En 1984, Serge Jeudy remet son mémoire de maîtrise nommé « Études des raisons qui poussent les gens à courir de longues distances et identification des bénéfices qu’ils en retirent. » Il énonce alors dans sa conclusion qu’une activité faite avec passion vient équilibrer une personne sur ses différents secteurs de vie physique, mental et social.
Découvrez ici un homme hors du commun, inventif, curieux et aux mille et un projets qui par la rédaction de son mémoire a établi les fondements mêmes d’inpowr.
1946 à 1968
FRANCE : un amour inconditionnel pour le sport
Curieux, inventif et résilient
Né le 7 mars 1946 à Hamanxard le Val D’ajol, dans une petite maison de campagne de l’est de la France, Serge Jeudy a vécu son enfance dans une France ravagée par la Deuxième Guerre mondiale. Enfant, il est curieux, inventif et avare de savoir. Il lit beaucoup et dès l’âge de 12 ans, passionné d’astronomie et sans argent de poche, il fabriquera par lui-même une lunette astronomique afin d’explorer la lune et les étoiles hors de la ville de St-Dié où il habite depuis l’âge de 8 ans. Petit et agile, il se découvre une aptitude pour le sport, toutes catégories confondues. Il tente le cyclisme, la course à pied et même l’alpinisme avant de se diriger plus sérieusement vers l’athlétisme.
En 1961, à l’âge de 15 ans, alors que le jour même il battait le record provincial du 600m, Serge a un accident de vélo qui lui laisse les jambes écrasées et mutilées. Les médecins étaient d’accord sur une chose: il ne pourrait plus courir. C’était bien mal connaître Serge Jeudy, qui déjà à 15 ans montrait une détermination sans fin.

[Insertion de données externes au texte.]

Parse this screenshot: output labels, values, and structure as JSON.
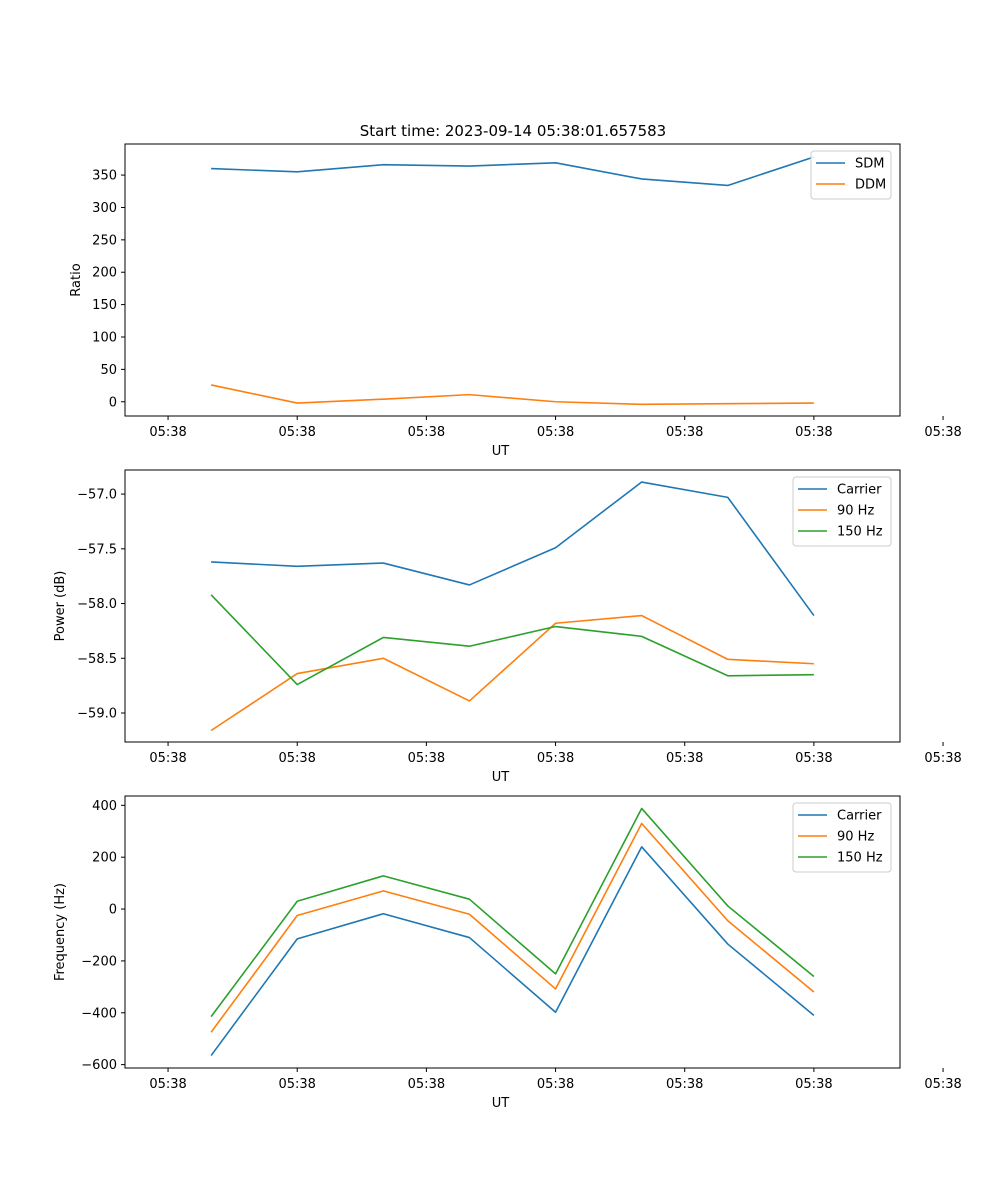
{
  "figure": {
    "title": "Start time: 2023-09-14 05:38:01.657583"
  },
  "chart_data": [
    {
      "type": "line",
      "title": "Start time: 2023-09-14 05:38:01.657583",
      "xlabel": "UT",
      "ylabel": "Ratio",
      "xlim": [
        -0.5,
        8.5
      ],
      "ylim": [
        -22,
        398
      ],
      "x": [
        0.5,
        1.5,
        2.5,
        3.5,
        4.5,
        5.5,
        6.5,
        7.5
      ],
      "xticks": [
        0,
        1.5,
        3,
        4.5,
        6,
        7.5,
        9
      ],
      "xtick_labels": [
        "05:38",
        "05:38",
        "05:38",
        "05:38",
        "05:38",
        "05:38",
        "05:38"
      ],
      "yticks": [
        0,
        50,
        100,
        150,
        200,
        250,
        300,
        350
      ],
      "ytick_labels": [
        "0",
        "50",
        "100",
        "150",
        "200",
        "250",
        "300",
        "350"
      ],
      "legend": "top-right",
      "series": [
        {
          "name": "SDM",
          "color": "#1f77b4",
          "values": [
            360,
            355,
            366,
            364,
            369,
            344,
            334,
            378
          ]
        },
        {
          "name": "DDM",
          "color": "#ff7f0e",
          "values": [
            26,
            -2,
            4,
            11,
            0,
            -4,
            -3,
            -2
          ]
        }
      ]
    },
    {
      "type": "line",
      "title": "",
      "xlabel": "UT",
      "ylabel": "Power (dB)",
      "xlim": [
        -0.5,
        8.5
      ],
      "ylim": [
        -59.265,
        -56.78
      ],
      "x": [
        0.5,
        1.5,
        2.5,
        3.5,
        4.5,
        5.5,
        6.5,
        7.5
      ],
      "xticks": [
        0,
        1.5,
        3,
        4.5,
        6,
        7.5,
        9
      ],
      "xtick_labels": [
        "05:38",
        "05:38",
        "05:38",
        "05:38",
        "05:38",
        "05:38",
        "05:38"
      ],
      "yticks": [
        -59.0,
        -58.5,
        -58.0,
        -57.5,
        -57.0
      ],
      "ytick_labels": [
        "−59.0",
        "−58.5",
        "−58.0",
        "−57.5",
        "−57.0"
      ],
      "legend": "top-right",
      "series": [
        {
          "name": "Carrier",
          "color": "#1f77b4",
          "values": [
            -57.62,
            -57.66,
            -57.63,
            -57.83,
            -57.49,
            -56.89,
            -57.03,
            -58.11
          ]
        },
        {
          "name": "90 Hz",
          "color": "#ff7f0e",
          "values": [
            -59.16,
            -58.64,
            -58.5,
            -58.89,
            -58.18,
            -58.11,
            -58.51,
            -58.55
          ]
        },
        {
          "name": "150 Hz",
          "color": "#2ca02c",
          "values": [
            -57.92,
            -58.74,
            -58.31,
            -58.39,
            -58.21,
            -58.3,
            -58.66,
            -58.65
          ]
        }
      ]
    },
    {
      "type": "line",
      "title": "",
      "xlabel": "UT",
      "ylabel": "Frequency (Hz)",
      "xlim": [
        -0.5,
        8.5
      ],
      "ylim": [
        -613,
        436
      ],
      "x": [
        0.5,
        1.5,
        2.5,
        3.5,
        4.5,
        5.5,
        6.5,
        7.5
      ],
      "xticks": [
        0,
        1.5,
        3,
        4.5,
        6,
        7.5,
        9
      ],
      "xtick_labels": [
        "05:38",
        "05:38",
        "05:38",
        "05:38",
        "05:38",
        "05:38",
        "05:38"
      ],
      "yticks": [
        -600,
        -400,
        -200,
        0,
        200,
        400
      ],
      "ytick_labels": [
        "−600",
        "−400",
        "−200",
        "0",
        "200",
        "400"
      ],
      "legend": "top-right",
      "series": [
        {
          "name": "Carrier",
          "color": "#1f77b4",
          "values": [
            -565,
            -115,
            -18,
            -110,
            -398,
            240,
            -135,
            -410
          ]
        },
        {
          "name": "90 Hz",
          "color": "#ff7f0e",
          "values": [
            -475,
            -25,
            70,
            -20,
            -308,
            330,
            -45,
            -320
          ]
        },
        {
          "name": "150 Hz",
          "color": "#2ca02c",
          "values": [
            -415,
            30,
            128,
            38,
            -250,
            388,
            12,
            -260
          ]
        }
      ]
    }
  ]
}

À force de réhabilitation et par la pratique du judo, il retrouve les pistes de course et son amour pour l’athlétisme.
En 1965, à 19 ans, Serge rejoint l’armée française afin de faire son service militaire obligatoire de 18 mois. Lors de son service militaire, il fait la rencontre de soldats américains déployés en France. Ce sont ces soldats qui lui parleront pour la première fois de l’Amérique et de ses possibilités. Le rêve américain l’intéresse et il commence à songer à une vie là bas.
À cette même époque, le fabricant automobile français Peugeot offre à Serge un emploi, un logement payé ainsi que des études afin de faire son brevet de technicien supérieur, tout en pouvant continuer de s’entraîner.
Il restera donc en France durant quelques années jusqu’à ce que les grèves de mai 1968 éclatent et qu’il décide de quitter pour de bon son pays. Il s’envole vers le Québec. Il atterrit à Montréal un beau samedi du mois de juin 1968 avec sa femme, son fils et 120$ dans les poches. Il sera immédiatement accueilli par une famille dans le nord de Montréal et se trouvera un travail de machiniste 3 jours plus tard.
1968 à 1974
MONTRÉAL : une passion qui prend vie
Performance, leadership et passion
Cet été là, en marchant dans la ville, Serge tombera par hasard sur une compétition d’athlétisme au Parc Jarry. On lui donnera la possibilité de participer hors concours, étant donné qu’il n’a pas sa citoyenneté canadienne à ce moment. Contre toutes les attentes du comité organisateur de l’événement, Serge gagnera le 400 et le 800 mètres, s’approchant ainsi des records québécois de ces deux épreuves. Après cette compétition, il se fera approcher par un officiel de l’équipe d’athlétisme de l’Université de Montréal qui l’invite à les joindre. Malheureusement, les discussions avec l’équipe n’aboutissent pas et cet événement marquera une sorte de pause dans sa carrière d’athlète.
Entre 1968 et 1970, Serge se consacre à son travail et à construire sa vie au Québec. Mais en 1970 l’avenir se dessine autrement pour Serge, qui fait la rencontre Jo Malléjac. Ce dernier le poussera à recommencer à s’entraîner en vue des Jeux olympiques de 1972 à Munich. Le retour à l’entraînement n’est pas facile, mais il persévère afin de pouvoir faire les qualifications. Entre le travail et les entraînements, Serge acceptera un mandat offert par la Cité de Montréal-Nord pour repartir les activités de Club d’Athlétisme de la ville. Il y apporte les modifications nécessaires pour encourager une plus grande participation des citoyens. Il y crée également un club élite. Serge se pose alors en leader de sa communauté et va même jouer les rôles variés de publiciste, de conférencier et d’organisateur pour le club.
L’année 1971 est définitivement une année occupée pour Serge qui débutera, en marge de sa carrière d’athlète, un emploi comme professeur d’éducation physique au Collège Laval. C’est alors la réalisation d’une passion pour l’enseignement, qu’il caressait depuis 1963.